This is the fourteenth installment of our Alumni Spotlight series, which features interviews with former IRAP students who have become strong advocates and leaders in their fields of practice.
Meet Mariana Olaizola, former Legal Director and member of the IRAP chapter at Yale Law School, and current Social Protection Officer at the UNHCR.
The views expressed here are entirely her own.
How did you become involved with IRAP and how did IRAP impact your law school experience?
I enrolled in law school with the firm intention to develop an expertise in international and domestic refugee law. After spending more than two years working in Myanmar, where I witnessed widespread displacement and statelessness, my mission in law school was clear: to acquire the knowledge and skills I needed in my professional life to help create a better, freer and more humane world for people who need to migrate in search of safety.
When I was deciding among different law schools, a student at Yale Law School (YLS) told me about the work she was doing with IRAP. I knew right away that I would seek to join IRAP from day one of law school, and so I did. I volunteered with IRAP during all three years at YLS, doing in-depth casework as well as intakes, and served as a student Legal Director during my 2L year. I was also lucky to participate in the Spring break trip to Jordan, where we had the chance to assess the regional situation from up-close and interact with individual refugees.
IRAP’s law school chapter members provide aid to our clients and support for our legal, litigation, and policy advocacy initiatives. Please describe your experience working on IRAP projects to secure and expand pathways to safety for displaced people.
As a volunteer for IRAP, I worked on a couple of complex cases which demanded a lot of creative thinking, time and persistence. Both cases involved representing particularly vulnerable refugees who faced steep legal obstacles in their resettlement cases. I learned a huge amount while working on those cases – not only about the law and legal argumentation, but also about what it takes to be a supportive team member. The second case I worked on was intractable, and my frustration with the lack of legal solutions available inspired a 60-page legal analysis that I submitted as my J.D. thesis (at Yale, called the “SAW”).
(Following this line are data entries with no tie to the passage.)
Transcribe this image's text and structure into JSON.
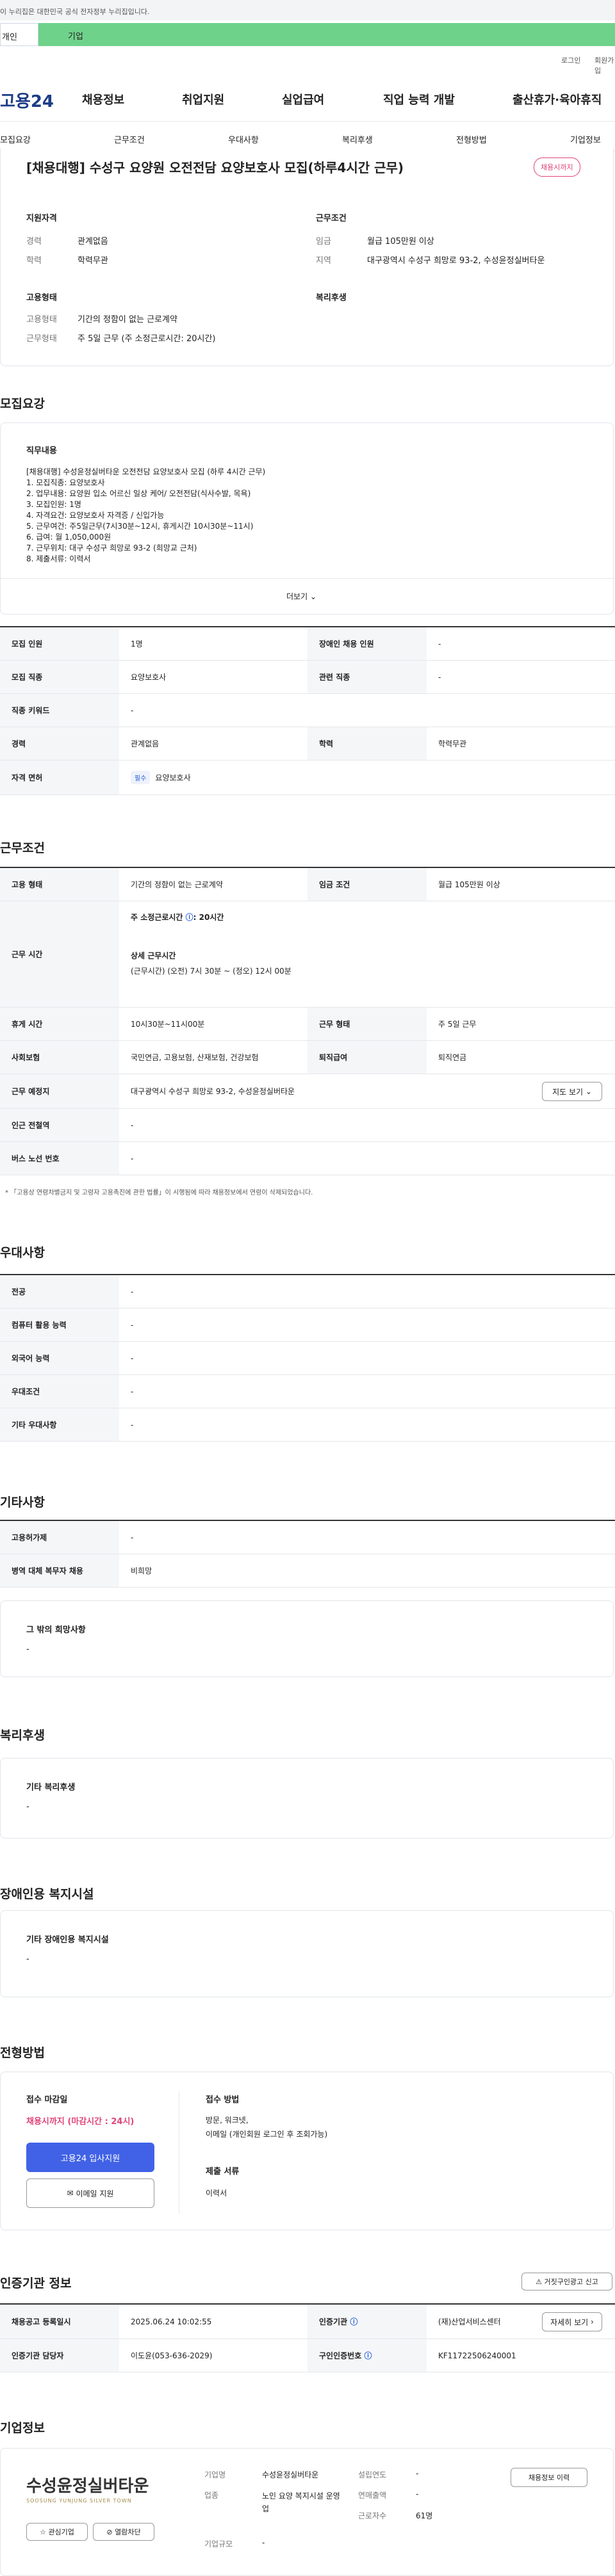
{
  "topbar": {
    "notice": "이 누리집은 대한민국 공식 전자정부 누리집입니다."
  },
  "tabs": {
    "person": "개인",
    "biz": "기업"
  },
  "util": {
    "login": "로그인",
    "join": "회원가입"
  },
  "gnb": {
    "logo": "고용24",
    "items": [
      "채용정보",
      "취업지원",
      "실업급여",
      "직업 능력 개발",
      "출산휴가·육아휴직"
    ]
  },
  "subnav": [
    "모집요강",
    "근무조건",
    "우대사항",
    "복리후생",
    "전형방법",
    "기업정보"
  ],
  "job": {
    "title": "[채용대행] 수성구 요양원 오전전담 요양보호사 모집(하루4시간 근무)",
    "badge": "채용시까지",
    "qual_title": "지원자격",
    "cond_title": "근무조건",
    "career_l": "경력",
    "career_v": "관계없음",
    "edu_l": "학력",
    "edu_v": "학력무관",
    "pay_l": "임금",
    "pay_v": "월급 105만원 이상",
    "loc_l": "지역",
    "loc_v": "대구광역시 수성구 희망로 93-2, 수성윤정실버타운",
    "emp_title": "고용형태",
    "welfare_title": "복리후생",
    "emptype_l": "고용형태",
    "emptype_v": "기간의 정함이 없는 근로계약",
    "worktype_l": "근무형태",
    "worktype_v": "주 5일 근무 (주 소정근로시간: 20시간)"
  },
  "recruit": {
    "section": "모집요강",
    "duty_title": "직무내용",
    "duty_lines": [
      "[채용대행] 수성윤정실버타운 오전전담 요양보호사 모집 (하루 4시간 근무)",
      "1. 모집직종: 요양보호사",
      "2. 업무내용: 요양원 입소 어르신 일상 케어/ 오전전담(식사수발, 목욕)",
      "3. 모집인원: 1명",
      "4. 자격요건: 요양보호사 자격증 / 신입가능",
      "5. 근무여건: 주5일근무(7시30분~12시, 휴게시간 10시30분~11시)",
      "6. 급여: 월 1,050,000원",
      "7. 근무위치: 대구 수성구 희망로 93-2 (희망교 근처)",
      "8. 제출서류: 이력서"
    ],
    "more": "더보기",
    "rows": [
      [
        "모집 인원",
        "1명",
        "장애인 채용 인원",
        "-"
      ],
      [
        "모집 직종",
        "요양보호사",
        "관련 직종",
        "-"
      ],
      [
        "직종 키워드",
        "-"
      ],
      [
        "경력",
        "관계없음",
        "학력",
        "학력무관"
      ]
    ],
    "license_l": "자격 면허",
    "license_tag": "필수",
    "license_v": "요양보호사"
  },
  "work": {
    "section": "근무조건",
    "r1": [
      "고용 형태",
      "기간의 정함이 없는 근로계약",
      "임금 조건",
      "월급 105만원 이상"
    ],
    "time_l": "근무 시간",
    "time_title": "주 소정근로시간",
    "time_val": ": 20시간",
    "time_detail_t": "상세 근무시간",
    "time_detail": "(근무시간) (오전) 7시 30분 ~ (정오) 12시 00분",
    "r3": [
      "휴게 시간",
      "10시30분~11시00분",
      "근무 형태",
      "주 5일 근무"
    ],
    "r4": [
      "사회보험",
      "국민연금, 고용보험, 산재보험, 건강보험",
      "퇴직급여",
      "퇴직연금"
    ],
    "r5": [
      "근무 예정지",
      "대구광역시 수성구 희망로 93-2, 수성윤정실버타운"
    ],
    "map_btn": "지도 보기",
    "r6": [
      "인근 전철역",
      "-"
    ],
    "r7": [
      "버스 노선 번호",
      "-"
    ],
    "note": "* 「고용상 연령차별금지 및 고령자 고용촉진에 관한 법률」이 시행됨에 따라 채용정보에서 연령이 삭제되었습니다."
  },
  "pref": {
    "section": "우대사항",
    "rows": [
      [
        "전공",
        "-"
      ],
      [
        "컴퓨터 활용 능력",
        "-"
      ],
      [
        "외국어 능력",
        "-"
      ],
      [
        "우대조건",
        "-"
      ],
      [
        "기타 우대사항",
        "-"
      ]
    ]
  },
  "etc": {
    "section": "기타사항",
    "rows": [
      [
        "고용허가제",
        "-"
      ],
      [
        "병역 대체 복무자 채용",
        "비희망"
      ]
    ],
    "other_t": "그 밖의 희망사항",
    "other_v": "-"
  },
  "welfare": {
    "section": "복리후생",
    "t": "기타 복리후생",
    "v": "-"
  },
  "disabled": {
    "section": "장애인용 복지시설",
    "t": "기타 장애인용 복지시설",
    "v": "-"
  },
  "apply": {
    "section": "전형방법",
    "deadline_t": "접수 마감일",
    "deadline_v": "채용시까지 (마감시간 : 24시)",
    "apply_btn": "고용24 입사지원",
    "email_btn": "이메일 지원",
    "method_t": "접수 방법",
    "method_v1": "방문, 워크넷,",
    "method_v2": "이메일 (개인회원 로그인 후 조회가능)",
    "docs_t": "제출 서류",
    "docs_v": "이력서"
  },
  "cert": {
    "section": "인증기관 정보",
    "report_btn": "거짓구인광고 신고",
    "r1": [
      "채용공고 등록일시",
      "2025.06.24 10:02:55",
      "인증기관",
      "(재)산업서비스센터"
    ],
    "detail_btn": "자세히 보기",
    "r2": [
      "인증기관 담당자",
      "이도윤(053-636-2029)",
      "구인인증번호",
      "KF11722506240001"
    ]
  },
  "company": {
    "section": "기업정보",
    "logo_kr": "수성윤정실버타운",
    "logo_en": "SOOSUNG YUNJUNG SILVER TOWN",
    "fav_btn": "관심기업",
    "block_btn": "열람차단",
    "name_l": "기업명",
    "name_v": "수성윤정실버타운",
    "ind_l": "업종",
    "ind_v": "노인 요양 복지시설 운영업",
    "year_l": "설립연도",
    "year_v": "-",
    "sales_l": "연매출액",
    "sales_v": "-",
    "emp_l": "근로자수",
    "emp_v": "61명",
    "scale_l": "기업규모",
    "scale_v": "-",
    "info_btn": "채용정보 이력"
  }
}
What have you been doing since you graduated from law school?
I have been working for the United Nations High Commissioner for Refugees (UNHCR) at the regional office for Southern Latin America on promoting the social and economic inclusion of refugees and asylum seekers, mainly through advocating for their integration into social protection schemes at the local and national levels. As part of my work, I meet with government representatives to negotiate changes in administrative regulations that respond to the needs of refugees and vulnerable migrants.
In what ways has your involvement with IRAP in law school impacted your career?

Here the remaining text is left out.